Tribunal Administratif de Besançon — Décision N° TA25-2300847

jeudi 30 mai 2024

JuridictionTribunal Administratif de Besançon
SectionTribunal Administratif de Besançon
N° DossierTA25-2300847
TypeDécision
RecoursExcès de pouvoir
PublicationC
Formation2ème chambre

Texte intégral

Vu la procédure suivante :

Par une requête et des mémoires, enregistrés les 19 mai et 8 juin 2023, 30 janvier 2024 et 21 février 2024, la société Camping Trélachaume, représentée par Me Bousquet, demande au tribunal :

1°) d'annuler l'arrêté du 15 mai 2023 par lequel le maire de Maisod, au nom de l'Etat, a interrompu des travaux réalisés ;

2°) " de faire application de l'article L. 761-1 du code de justice administrative à hauteur de 2 500 euros ".

La société Camping Trélachaume soutient que :

- l'arrêté contesté n'a pas été précédé d'une procédure contradictoire lui permettant de présenter des observations sur " les faits pertinents " qui en constituent le fondement ;

- il porte sur des travaux qui ne sont pas soumis à autorisation d'urbanisme ;

- à supposer qu'ils soient soumis à permis d'aménager, l'interruption des travaux ne pouvait pas concerner " les travaux de raccordement aux réseaux ou l'installation de RML non soumises à formalité ".

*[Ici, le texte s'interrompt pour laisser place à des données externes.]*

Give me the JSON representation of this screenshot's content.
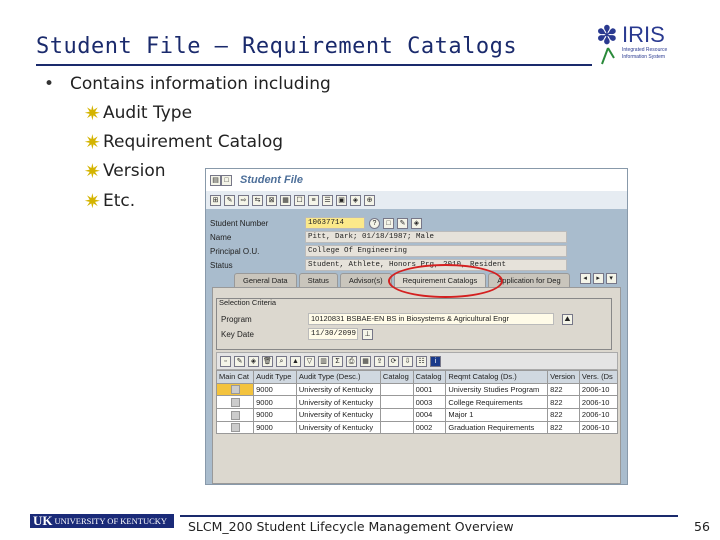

Par des mémoires en défense, enregistrés les 24 juillet 2023, 2 février et 26 février 2024, le préfet du Jura conclut au rejet de la requête.

Le préfet soutient que les moyens soulevés par la société Camping Trélachaume ne sont pas fondés.

La procédure a été communiquée à la commune de Maisod, qui n'a pas produit de mémoire.

En application des dispositions de l'article R. 222-17 du code de justice administrative, la présidente du tribunal a désigné M. Pernot, premier conseiller, pour présider la deuxième chambre du tribunal, en cas de vacance ou d'empêchement.

Vu les autres pièces du dossier.

Vu :

- le code de l'urbanisme ;

- le code de justice administrative.

Les parties ont été régulièrement averties du jour de l'audience.

Ont été entendus au cours de l'audience publique :

- le rapport de M. Seytel,

- les conclusions de M. B,

- les observations de Me Bousquet pour la société Camping Trélachaume et de M. A pour la préfecture du Jura.

Une note en délibéré, présentée par la société Camping Trélachaume a été enregistrée le 6 mai 2024.

Considérant ce qui suit :

1. Début 2023, la société Camping Trélachaume, propriétaire d'un camping à Maisod, a entrepris des travaux sur le terrain de ce camping. Le maire de Maisod, agissant au nom de l'Etat, a pris le 15 mai 2023 un arrêté interruptif de ces travaux. La société requérante demande l'annulation de cet arrêté.

Sur la légalité de l'arrêté contesté :

2. Aux termes de l'article R. 412-19 du code de l'urbanisme : " Doivent être précédés de la délivrance d'un permis d'aménager : / () f) Les travaux ayant pour effet, dans un terrain de camping ou d'un parc résidentiel de loisirs, de modifier substantiellement la végétation qui limite l'impact visuel des installations () ".

3. Pour interrompre les travaux engagés par la société Camping Trélachaume, l'arrêté contesté a constaté que " l'aménagement d'une zone enherbée en vue de la création de plateformes en concassé, alimentées par les réseaux d'eau, d'électricité et d'assainissement " devait être précédé d'un permis d'aménager en application des dispositions précitées. Dans ses écritures, le préfet fait également valoir que les travaux en litige ont eu pour effet de faire disparaître " la quasi-intégralité de l'espace boisé se situant au-delà de la prairie ".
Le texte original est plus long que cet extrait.